その席で、恵はやっと兄たちに二人の事がばれたこと話した。
「う、そ……・だろ」
 呆然とする義隆に、恵は泣き笑いの顔で答えた。
「こんなこと、嘘で言えるもんじゃないだろ……」
 それが真実なのを理解して義隆の顔が真っ青になった。
「ばれて……俺、よくあの家から出て来れたな……」
「俺もばれた時にはびびった。でも、兄さん達、理解あってさー許してくれたみたい……」
「理解って、普通そんなこと理解あるもんじゃないだろ!」
 苛々と言う義隆に恵は首をすくめた。
「仕方ないだろ。

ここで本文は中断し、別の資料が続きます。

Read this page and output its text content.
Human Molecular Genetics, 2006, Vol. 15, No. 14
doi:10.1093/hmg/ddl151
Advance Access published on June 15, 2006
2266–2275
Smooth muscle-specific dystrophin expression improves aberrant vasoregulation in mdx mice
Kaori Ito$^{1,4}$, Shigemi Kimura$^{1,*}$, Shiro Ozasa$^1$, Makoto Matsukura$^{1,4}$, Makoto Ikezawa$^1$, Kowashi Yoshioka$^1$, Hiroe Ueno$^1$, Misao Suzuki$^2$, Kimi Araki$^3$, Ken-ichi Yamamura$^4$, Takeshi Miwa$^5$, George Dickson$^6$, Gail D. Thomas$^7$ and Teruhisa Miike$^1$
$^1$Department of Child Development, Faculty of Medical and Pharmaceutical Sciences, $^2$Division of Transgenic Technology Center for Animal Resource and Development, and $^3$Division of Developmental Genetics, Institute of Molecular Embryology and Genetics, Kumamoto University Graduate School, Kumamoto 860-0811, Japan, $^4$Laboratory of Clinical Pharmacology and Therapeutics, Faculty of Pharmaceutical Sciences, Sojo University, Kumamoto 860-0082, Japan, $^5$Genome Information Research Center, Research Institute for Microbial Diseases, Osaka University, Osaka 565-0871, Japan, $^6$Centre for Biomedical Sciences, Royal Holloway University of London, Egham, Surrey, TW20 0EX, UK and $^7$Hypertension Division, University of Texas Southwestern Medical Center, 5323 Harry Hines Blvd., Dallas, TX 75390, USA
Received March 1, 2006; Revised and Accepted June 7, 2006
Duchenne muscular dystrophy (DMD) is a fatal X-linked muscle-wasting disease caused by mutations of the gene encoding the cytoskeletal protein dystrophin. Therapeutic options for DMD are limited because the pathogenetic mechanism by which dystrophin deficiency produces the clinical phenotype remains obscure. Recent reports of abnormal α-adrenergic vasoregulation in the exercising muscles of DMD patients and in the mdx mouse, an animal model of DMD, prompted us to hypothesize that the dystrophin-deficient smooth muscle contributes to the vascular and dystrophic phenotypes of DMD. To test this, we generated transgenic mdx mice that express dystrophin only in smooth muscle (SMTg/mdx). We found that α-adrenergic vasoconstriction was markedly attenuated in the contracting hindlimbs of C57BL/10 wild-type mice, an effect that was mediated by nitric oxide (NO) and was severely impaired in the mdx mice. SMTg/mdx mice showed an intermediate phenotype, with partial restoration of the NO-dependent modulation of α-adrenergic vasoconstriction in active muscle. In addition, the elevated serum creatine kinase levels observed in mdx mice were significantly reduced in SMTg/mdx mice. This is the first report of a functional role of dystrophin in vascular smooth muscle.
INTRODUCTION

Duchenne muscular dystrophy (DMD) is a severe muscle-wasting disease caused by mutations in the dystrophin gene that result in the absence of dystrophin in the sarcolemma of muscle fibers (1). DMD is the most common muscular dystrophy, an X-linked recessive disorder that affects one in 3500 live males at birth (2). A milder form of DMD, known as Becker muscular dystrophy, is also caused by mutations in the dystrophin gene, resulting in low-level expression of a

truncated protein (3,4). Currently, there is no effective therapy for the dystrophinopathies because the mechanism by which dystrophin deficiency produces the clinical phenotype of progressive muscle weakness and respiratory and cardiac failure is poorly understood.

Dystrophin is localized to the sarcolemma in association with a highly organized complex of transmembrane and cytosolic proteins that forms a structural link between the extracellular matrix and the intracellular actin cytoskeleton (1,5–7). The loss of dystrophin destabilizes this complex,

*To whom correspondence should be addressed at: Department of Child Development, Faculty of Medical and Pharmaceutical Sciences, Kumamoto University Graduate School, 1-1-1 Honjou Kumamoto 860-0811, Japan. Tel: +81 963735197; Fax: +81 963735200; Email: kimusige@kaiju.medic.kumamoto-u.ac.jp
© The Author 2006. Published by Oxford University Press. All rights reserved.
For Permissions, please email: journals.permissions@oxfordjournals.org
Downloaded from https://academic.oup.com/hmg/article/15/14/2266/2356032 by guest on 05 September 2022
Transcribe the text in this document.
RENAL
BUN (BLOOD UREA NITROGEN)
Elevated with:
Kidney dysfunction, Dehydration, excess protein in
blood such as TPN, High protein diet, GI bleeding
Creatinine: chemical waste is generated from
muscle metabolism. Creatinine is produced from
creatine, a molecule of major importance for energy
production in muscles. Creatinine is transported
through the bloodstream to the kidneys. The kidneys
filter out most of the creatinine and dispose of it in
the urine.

何でか理解あったんだから」
 本当の事言う気はなかった。
「それにさ、実は優司兄さんのこともついでにばれた。というかばらしちゃったんだけど、何も言っていないあっちの方が、兄さん達怒っててさ、義隆、ばらさないでよ」
「ばらすか、そんなもの!というか、恵、俺を巻き込んだろ。滝本が怒ってきた時のために!」
「へへへ、ばれた」
「ばれるわ!」
「いいじゃん、頼むよ。義隆は優司兄さんの先輩なんだからさ。うまく相手してあげてよ。相談くるかも知れないし」
「そんなもの。どうやって相談に乗るんだ。馬鹿やろ!!」
 心底怒っている義隆に、恵はへらへらと笑うしかなかった。
「ごめーん。とにかく、俺の実家はなんとかなるかなって思ってさ、気楽に構えてよね」
「うーーー。まあ、確かにそうなんだけど……それよりお前の兄さん達って、どういう人たちなんだ?」
 上目遣いに睨む義隆に恵は苦笑して答えた。